One gene, many fish

The Great Lakes of East Africa swarm with fish--particulary with one kind of fish known as cichlids. In Lake Victoria alone you can find over 500 species. These species come in different colors and make their living in many different ways--sucking out eyeballs of other cichlids, scraping algae off of rocks, and so on. What's strange about all this is that the Great Lakes of East Africa are some of the youngest lakes on Earth. By some estimates, Lake Victoria was a dry lake bed 15,000 years ago. All that diversity has evolved in a very short period of time.

East African cichlids are therefore not just pretty fish. They are natural experiments in evolution--in particular, in the capacity that animals and other organisms have to explode into new forms. These adaptive radiations have happened many times over the history of life, at lots of different scales. The so-called Cambrian explosion 530 million years ago, for example, saw the rapid rise of many different kinds of animals, including our own earliest vertebrate ancestors.

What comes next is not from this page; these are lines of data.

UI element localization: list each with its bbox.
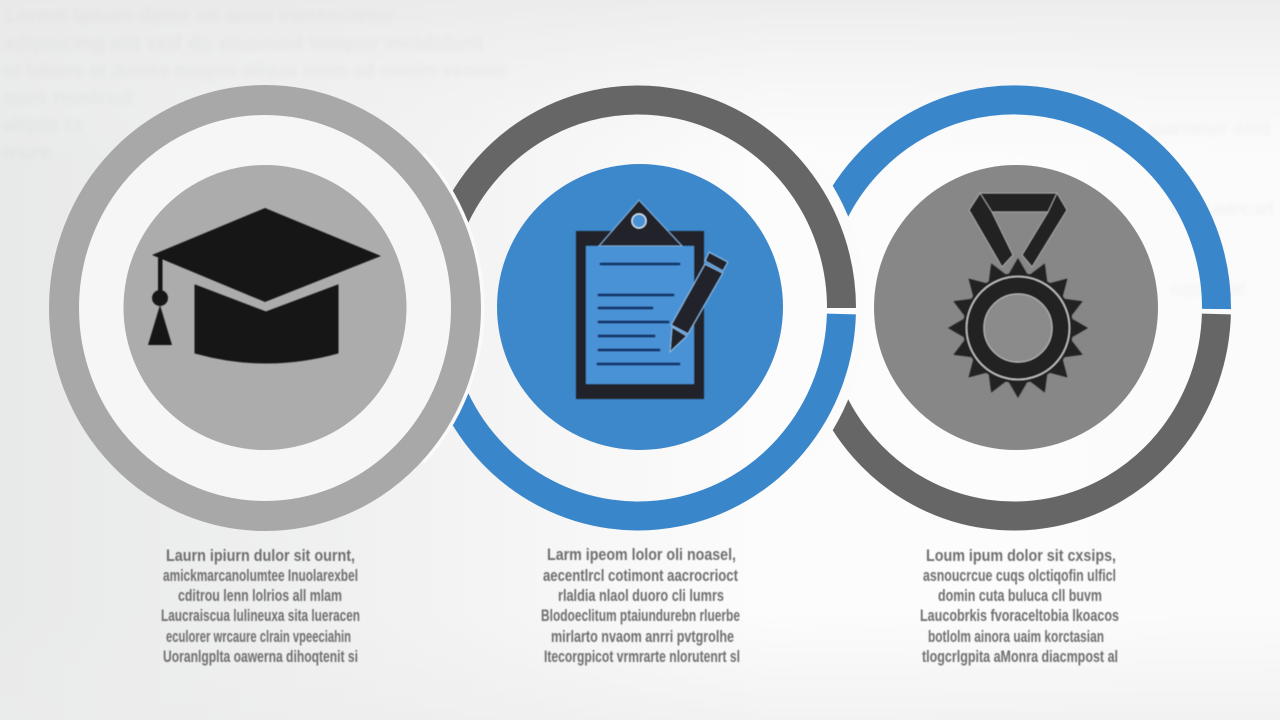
faint background text: irure: [3, 142, 53, 164]
text block: step 2: [541, 545, 740, 666]
faint background text: occaecat: [1170, 198, 1275, 220]
text block: step 1: [161, 546, 360, 666]
text block: step 1: Uoranlgplta oawerna dihoqtenit si: [163, 647, 358, 666]
disc: grey background circle: [874, 165, 1158, 450]
panel: step 2 assessment: [451, 100, 842, 516]
disc: grey background circle: [124, 165, 406, 450]
faint background text: cupidatat: [1170, 278, 1245, 300]
text block: step 1: eculorer wrcaure clrain vpeeciahin: [166, 627, 351, 646]
panel: step 1 education: [64, 100, 483, 516]
arc: dark grey lower ring: [828, 314, 1216, 516]
ring: grey outer ring: [64, 100, 466, 516]
icon: medal: [948, 193, 1088, 398]
faint background text: aliquip ex: [3, 114, 83, 136]
disc: blue background circle: [497, 164, 783, 450]
faint background text: ut labore et dolore magna aliqua enim ad minim veniam: [3, 60, 508, 82]
text block: step 2: Blodoeclitum ptaiundurebn rluerbe: [541, 606, 740, 625]
faint background text: pariatur sint: [1150, 118, 1270, 140]
text block: step 3: Loum ipum dolor sit cxsips,: [926, 546, 1116, 565]
text block: step 1: amickmarcanolumtee Inuolarexbel: [163, 566, 358, 585]
arc: dark grey upper ring: [451, 100, 842, 308]
text block: step 2: rlaldia nlaol duoro cli lumrs: [558, 586, 724, 605]
text block: step 2: mirlarto nvaom anrri pvtgrolhe: [551, 627, 734, 646]
text block: step 3: [920, 546, 1119, 666]
panel: step 3 award: [806, 100, 1217, 516]
text block: step 1: Laurn ipiurn dulor sit ournt,: [166, 546, 355, 565]
halo: thin gap around ring: [423, 154, 483, 462]
icon: clipboard and pencil: [576, 200, 728, 399]
faint background text: adipiscing elit sed do eiusmod tempor incididunt: [3, 33, 483, 55]
text block: step 2: Larm ipeom lolor oli noasel,: [547, 545, 736, 564]
arc: blue upper ring: [828, 100, 1217, 309]
text block: step 1: Laucraiscua lulineuxa sita lueracen: [161, 606, 360, 625]
text block: step 3: asnoucrcue cuqs olctiqofin ulficl: [923, 566, 1116, 585]
text block: step 3: tlogcrlgpita aMonra diacmpost al: [922, 647, 1118, 666]
text block: step 3: botlolm ainora uaim korctasian: [928, 627, 1104, 646]
text block: step 3: domin cuta buluca cll buvm: [938, 586, 1102, 605]
text block: step 2: aecentlrcl cotimont aacrocrioct: [543, 566, 738, 585]
text block: step 2: Itecorgpicot vrmrarte nlorutenrt sl: [544, 647, 740, 666]
halo: gap beside middle ring: [806, 158, 861, 458]
faint background text: Lorem ipsum dolor sit amet consectetur: [5, 5, 395, 27]
icon: graduation cap: [148, 208, 381, 363]
faint background text: quis nostrud: [3, 87, 133, 109]
faint background text: [3, 5, 1275, 300]
text block: step 3: Laucobrkis fvoraceltobia lkoacos: [920, 606, 1119, 625]
arc: blue lower ring: [451, 314, 841, 516]
text block: step 1: cditrou lenn lolrios all mlam: [178, 586, 342, 605]
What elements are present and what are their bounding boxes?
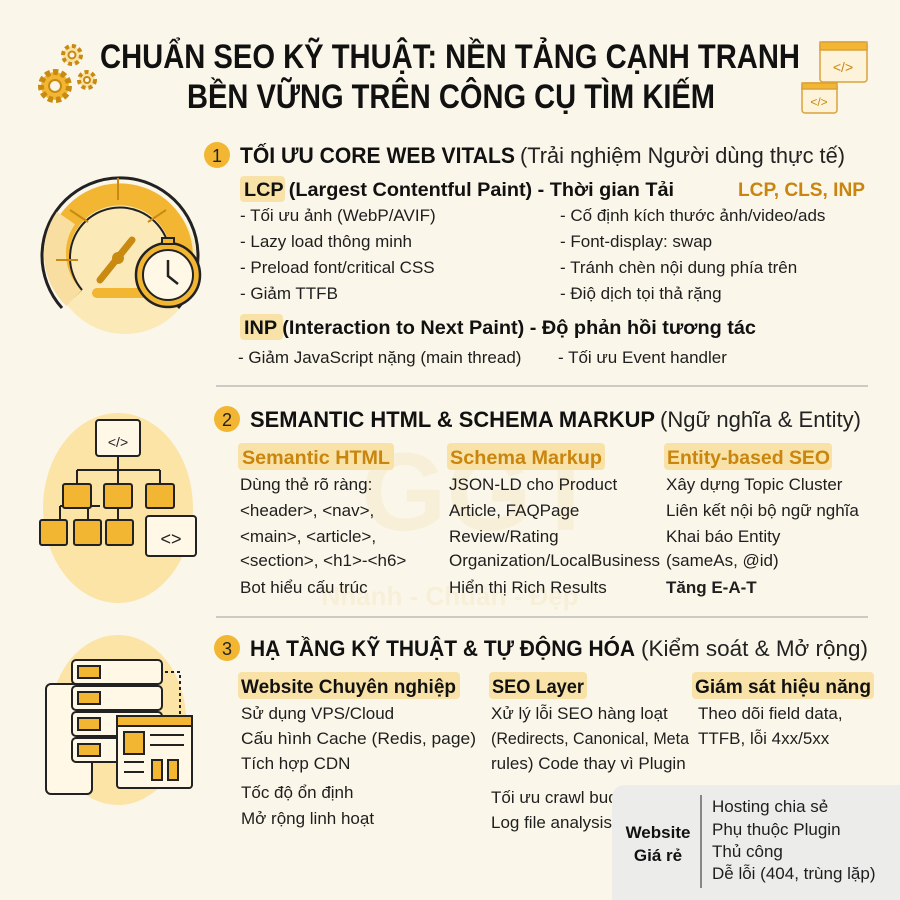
column: SEO Layer: Xử lý lỗi SEO hàng loạt: [491, 704, 668, 723]
column: Semantic HTML: <main>, <article>,: [240, 527, 376, 546]
LCP subheading: [240, 176, 865, 202]
title: [100, 38, 800, 116]
watermark: GGT: [361, 431, 599, 554]
section 2 heading: [214, 406, 861, 432]
LCP bullets: - Cố định kích thước ảnh/video/ads: [560, 206, 825, 225]
section 2 heading: 2: [222, 410, 232, 430]
icon: sitemap: </>: [108, 434, 128, 450]
INP bullets: [238, 348, 727, 367]
column: Semantic HTML: Semantic HTML: [242, 448, 390, 469]
column: Schema Markup: Hiển thị Rich Results: [449, 578, 607, 597]
section 3 heading: 3: [222, 639, 232, 659]
icon: speed gauge: [42, 178, 200, 334]
LCP bullets: - Lazy load thông minh: [240, 232, 412, 251]
LCP bullets: - Preload font/critical CSS: [240, 258, 435, 277]
INP bullets: - Giảm JavaScript nặng (main thread): [238, 348, 521, 367]
column: SEO Layer: SEO Layer: [492, 677, 585, 698]
section 2 heading: SEMANTIC HTML & SCHEMA MARKUP: [250, 407, 655, 432]
column: SEO Layer: [489, 672, 690, 832]
column: Schema Markup: Organization/LocalBusiness: [449, 551, 660, 570]
column: Giám sát hiệu năng: Giám sát hiệu năng: [695, 677, 871, 698]
title: CHUẨN SEO KỸ THUẬT: NỀN TẢNG CẠNH TRANH: [100, 38, 800, 76]
icon: servers: [46, 635, 192, 805]
column: Entity-based SEO: Xây dựng Topic Cluster: [666, 475, 843, 494]
column: Schema Markup: Review/Rating: [449, 527, 559, 546]
column: Entity-based SEO: Liên kết nội bộ ngữ nghĩa: [666, 501, 859, 520]
column: Website Chuyên nghiệp: Tích hợp CDN: [241, 754, 350, 773]
column: SEO Layer: rules) Code thay vì Plugin: [491, 754, 686, 773]
column: Giám sát hiệu năng: Theo dõi field data,: [698, 704, 843, 723]
column: Schema Markup: JSON-LD cho Product: [449, 475, 617, 494]
column: Semantic HTML: <header>, <nav>,: [240, 501, 374, 520]
callout: Website giá rẻ: Hosting chia sẻ: [712, 797, 828, 816]
callout: Website giá rẻ: Thủ công: [712, 842, 783, 861]
column: Website Chuyên nghiệp: Mở rộng linh hoạt: [241, 809, 374, 828]
section 1 heading: [204, 142, 845, 168]
section 3 heading: [214, 635, 868, 661]
section 3 heading: (Kiểm soát & Mở rộng): [641, 636, 868, 661]
column: Website Chuyên nghiệp: Tốc độ ổn định: [241, 783, 353, 802]
title: BỀN VỮNG TRÊN CÔNG CỤ TÌM KIẾM: [187, 77, 715, 116]
column: Semantic HTML: <section>, <h1>-<h6>: [240, 551, 406, 570]
section 1 heading: 1: [212, 146, 222, 166]
LCP bullets: - Giảm TTFB: [240, 284, 338, 303]
column: Semantic HTML: [238, 443, 406, 597]
column: Semantic HTML: Dùng thẻ rõ ràng:: [240, 475, 372, 494]
column: SEO Layer: (Redirects, Canonical, Meta: [491, 729, 690, 748]
LCP bullets: - Điộ dịch tọi thả rặng: [560, 284, 722, 303]
section 3 heading: HẠ TẦNG KỸ THUẬT & TỰ ĐỘNG HÓA: [250, 636, 635, 661]
watermark: Nhanh - Chuẩn - Đẹp: [321, 581, 579, 611]
column: Entity-based SEO: Entity-based SEO: [667, 448, 830, 469]
callout: Website giá rẻ: Giá rẻ: [634, 846, 682, 865]
LCP bullets: - Font-display: swap: [560, 232, 712, 251]
column: Giám sát hiệu năng: [692, 672, 874, 748]
column: Website Chuyên nghiệp: [238, 672, 476, 828]
INP subheading: INP (Interaction to Next Paint) - Độ phản hồi tương tác: [244, 318, 756, 339]
watermark: [321, 431, 599, 611]
column: Entity-based SEO: Khai báo Entity: [666, 527, 781, 546]
section 1 heading: TỐI ƯU CORE WEB VITALS: [240, 142, 515, 168]
icon: sitemap: [40, 413, 196, 603]
icon: code windows: </>: [833, 59, 853, 75]
column: Schema Markup: Article, FAQPage: [449, 501, 579, 520]
icon: gears: [41, 46, 95, 100]
INP bullets: - Tối ưu Event handler: [558, 348, 727, 367]
column: Schema Markup: Schema Markup: [450, 448, 602, 469]
column: Entity-based SEO: Tăng E-A-T: [666, 578, 757, 597]
column: Giám sát hiệu năng: TTFB, lỗi 4xx/5xx: [698, 729, 830, 748]
callout: Website giá rẻ: Dễ lỗi (404, trùng lặp): [712, 864, 875, 883]
section 2 heading: (Ngữ nghĩa & Entity): [660, 407, 861, 432]
LCP subheading: LCP, CLS, INP: [738, 180, 865, 201]
LCP bullets: [240, 206, 825, 303]
LCP bullets: - Tối ưu ảnh (WebP/AVIF): [240, 206, 436, 225]
LCP bullets: - Tránh chèn nội dung phía trên: [560, 258, 797, 277]
LCP subheading: LCP (Largest Contentful Paint) - Thời gian Tải: [244, 180, 674, 201]
callout: Website giá rẻ: [612, 785, 900, 900]
column: Entity-based SEO: [664, 443, 859, 597]
column: Schema Markup: [447, 443, 660, 597]
column: Website Chuyên nghiệp: Website Chuyên nghiệp: [241, 677, 456, 698]
icon: code windows: [802, 42, 867, 113]
column: Semantic HTML: Bot hiểu cấu trúc: [240, 578, 368, 597]
column: Entity-based SEO: (sameAs, @id): [666, 551, 779, 570]
icon: sitemap: <>: [160, 529, 182, 549]
icon: code windows: </>: [810, 95, 828, 109]
callout: Website giá rẻ: Phụ thuộc Plugin: [712, 820, 841, 839]
callout: Website giá rẻ: Website: [626, 823, 690, 842]
column: SEO Layer: Log file analysis: [491, 813, 612, 832]
section 1 heading: (Trải nghiệm Người dùng thực tế): [520, 143, 845, 168]
column: SEO Layer: Tối ưu crawl budget: [491, 788, 642, 807]
column: Website Chuyên nghiệp: Cấu hình Cache (Redis, page): [241, 729, 476, 748]
column: Website Chuyên nghiệp: Sử dụng VPS/Cloud: [241, 704, 394, 723]
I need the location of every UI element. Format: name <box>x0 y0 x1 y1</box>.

In the PNAS Early Edition, Japanese biologists pinpoint one ingredient in the cichlid explosion: turning a gene into more than one protein. The rule of one protein for one gene is at the heart of the old Central Dogma of molecular biology, but in recent years it's become abundantly clear that the genome operates in a much more sophisticated way than that. When the DNA of a gene gets converted into a template of RNA, different segments of the gene may get spliced together to create different sequences. You can get hundreds, even thousands of different proteins from the same gene through alternative splicing.

The Japanese biologists studied hag, a gene that's responsible for the patterns of pigments in cichlids. They found three different versions of hag RNA in African river cichlids, which have relatively low diversity. By contrast, the cichlids of the Great Lakes had two or three times as many versions. The researchers point out that it takes very little evolutionary change to create new alternative splicing. They propose that alternative splicing offered a quick way to create dramatically new color patterns in cichlids. For cichlids, pigment is a key to sexual success, and so adding new colors to a population of fish could quicky divide it up into smaller populations that only mated with one another. From there, it's a quick path to new species.

Alternative splicing had its mass media debut three years ago when the Human Genome Project found surprisingly few genes. How could we be so much more complex than a fruit fly if we had only twice as many genes? Alternative splicing seemed like the obvious answer--we must make a lot more alternative proteins from our genes. But the papers that followed, like this one, failed to find a correlation between complexity and alternative splicing. That doesn't mean alternative splicing hasn't been an important player in evolution--scientists just have to be careful that they look for the right aspects of evolution to see it at work.